Video Gambling

A group of religious leaders held a press conference at the Chicago Temple on Tuesday, February 23rd, to call for three actions: that Governor Quinn delete video gambling from the state budget, that the Gaming Board call a moratorium on video gambling expansion until all costs are identified and addressed, and that each alderman in Chicago hold a discussion about the impact of video gambling in the ward before there is any vote in the City Council. John Buchanan of Fourth Presbyterian, Joy Rogers of St. James Cathedral, Dan Mayall of Holy Name Cathedral (by letter), and Phil Blackwell of the Chicago Temple were among the speakers. Read the paper on Video Gambling by Philip L. Blackwell.

Why this issue? The state budget that was adopted last fall includes a heavy reliance on video gambling as a new revenue source, ostensibly directed toward capital construction projects. However, legislators already have identified money enough to begin to let contracts, civic groups are pointing to alternative ways to fund these projects in the long term, and this expansion of gambling is becoming an issue in the gubernatorial race. So, it is a “front burner” issue, and the ecclesiastical leaders called for policy makers to stop being so cowardly as to resort to prey upon people and to have the courage to tell the truth about how much it costs to fix potholes, educate children, and pay pensions. Truth being told, then it becomes a matter of the public acting responsibly.

Why now?
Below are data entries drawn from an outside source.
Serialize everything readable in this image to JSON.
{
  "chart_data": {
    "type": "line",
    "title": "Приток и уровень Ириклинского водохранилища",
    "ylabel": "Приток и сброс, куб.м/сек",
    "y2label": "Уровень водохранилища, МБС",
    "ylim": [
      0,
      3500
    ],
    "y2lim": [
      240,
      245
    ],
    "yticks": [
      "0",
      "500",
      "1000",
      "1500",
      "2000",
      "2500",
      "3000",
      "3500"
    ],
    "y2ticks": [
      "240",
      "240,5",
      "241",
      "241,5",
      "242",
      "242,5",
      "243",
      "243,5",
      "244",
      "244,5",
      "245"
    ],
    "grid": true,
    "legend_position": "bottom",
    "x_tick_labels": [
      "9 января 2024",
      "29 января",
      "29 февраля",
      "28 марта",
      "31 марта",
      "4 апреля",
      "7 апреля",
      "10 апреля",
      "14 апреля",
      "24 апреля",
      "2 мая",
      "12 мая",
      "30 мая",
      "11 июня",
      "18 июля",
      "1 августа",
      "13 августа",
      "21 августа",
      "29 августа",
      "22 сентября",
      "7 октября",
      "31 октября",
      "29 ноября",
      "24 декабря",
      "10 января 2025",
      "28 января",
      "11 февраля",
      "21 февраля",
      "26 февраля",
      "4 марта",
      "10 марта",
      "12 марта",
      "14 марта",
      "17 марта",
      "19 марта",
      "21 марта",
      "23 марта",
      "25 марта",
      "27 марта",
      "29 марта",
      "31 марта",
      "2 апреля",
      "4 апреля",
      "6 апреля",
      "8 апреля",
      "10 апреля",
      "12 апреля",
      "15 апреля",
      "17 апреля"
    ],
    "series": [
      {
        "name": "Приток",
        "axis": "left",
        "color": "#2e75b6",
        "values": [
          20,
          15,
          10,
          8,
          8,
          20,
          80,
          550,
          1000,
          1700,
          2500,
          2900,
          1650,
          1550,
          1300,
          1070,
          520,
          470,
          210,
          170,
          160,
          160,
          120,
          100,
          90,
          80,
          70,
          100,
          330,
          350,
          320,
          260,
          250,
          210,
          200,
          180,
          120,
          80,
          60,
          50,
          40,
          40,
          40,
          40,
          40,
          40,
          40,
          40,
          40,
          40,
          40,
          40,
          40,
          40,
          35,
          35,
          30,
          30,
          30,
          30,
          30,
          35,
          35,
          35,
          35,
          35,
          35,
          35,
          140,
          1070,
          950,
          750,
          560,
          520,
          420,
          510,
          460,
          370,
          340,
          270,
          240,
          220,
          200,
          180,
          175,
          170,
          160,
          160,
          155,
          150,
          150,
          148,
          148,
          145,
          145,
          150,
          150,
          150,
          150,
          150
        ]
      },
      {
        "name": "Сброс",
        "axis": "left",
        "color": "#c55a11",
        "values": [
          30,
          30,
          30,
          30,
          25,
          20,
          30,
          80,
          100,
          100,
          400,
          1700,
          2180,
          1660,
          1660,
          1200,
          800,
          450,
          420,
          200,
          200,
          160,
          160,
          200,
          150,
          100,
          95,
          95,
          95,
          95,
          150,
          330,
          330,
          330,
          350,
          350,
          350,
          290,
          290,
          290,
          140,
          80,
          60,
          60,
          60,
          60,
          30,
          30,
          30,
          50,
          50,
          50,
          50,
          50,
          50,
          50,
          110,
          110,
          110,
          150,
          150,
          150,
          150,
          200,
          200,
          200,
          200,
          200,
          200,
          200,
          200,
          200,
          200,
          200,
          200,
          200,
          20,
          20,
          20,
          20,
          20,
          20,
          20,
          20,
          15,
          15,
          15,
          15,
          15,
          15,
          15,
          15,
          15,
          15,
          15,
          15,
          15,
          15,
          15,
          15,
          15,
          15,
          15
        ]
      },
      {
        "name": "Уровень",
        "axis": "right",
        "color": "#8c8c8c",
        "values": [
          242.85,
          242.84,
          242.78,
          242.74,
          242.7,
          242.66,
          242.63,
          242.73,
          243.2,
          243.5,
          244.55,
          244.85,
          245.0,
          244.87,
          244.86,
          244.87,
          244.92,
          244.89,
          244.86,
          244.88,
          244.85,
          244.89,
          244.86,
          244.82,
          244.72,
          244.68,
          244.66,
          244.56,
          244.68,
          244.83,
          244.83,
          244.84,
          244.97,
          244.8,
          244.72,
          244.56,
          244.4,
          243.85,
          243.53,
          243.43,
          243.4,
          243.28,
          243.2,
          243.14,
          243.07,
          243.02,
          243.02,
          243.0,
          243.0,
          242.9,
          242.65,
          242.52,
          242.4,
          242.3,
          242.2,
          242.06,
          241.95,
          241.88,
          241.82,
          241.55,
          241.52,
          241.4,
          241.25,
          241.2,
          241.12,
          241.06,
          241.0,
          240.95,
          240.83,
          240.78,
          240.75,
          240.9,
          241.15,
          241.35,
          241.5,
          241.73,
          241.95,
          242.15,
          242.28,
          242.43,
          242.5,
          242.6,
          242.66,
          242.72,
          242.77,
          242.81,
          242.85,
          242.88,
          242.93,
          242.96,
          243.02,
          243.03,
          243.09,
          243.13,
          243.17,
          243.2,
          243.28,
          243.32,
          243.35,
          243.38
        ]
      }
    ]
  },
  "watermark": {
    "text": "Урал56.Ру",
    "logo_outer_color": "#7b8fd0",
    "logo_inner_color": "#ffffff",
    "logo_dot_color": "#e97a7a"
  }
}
Well, not only it is an urgent budget concern in Springfield; it also is political matter in Chicago’s City Council. There is a proposal for aldermen to rescind the current ban on legalized gambling in the city and allow potentially 15,700 machines to be placed in the bars and restaurants of the city. This is the equivalent of almost 16 riverboats within the city limits. The four ministers who led the discussion at the press conference all serve churches which sit in Chicago’s 42nd Ward. They raised concerns about increases in poverty, crime, family stress, and violence, but also they asked, “Is this the vision that we have for our neighborhood? Is this the way in which we want to organize our life together? Is this just, or is there a better way?” Joined by additional speakers, they then outlined several ways to address the public issues that in a more faithful way.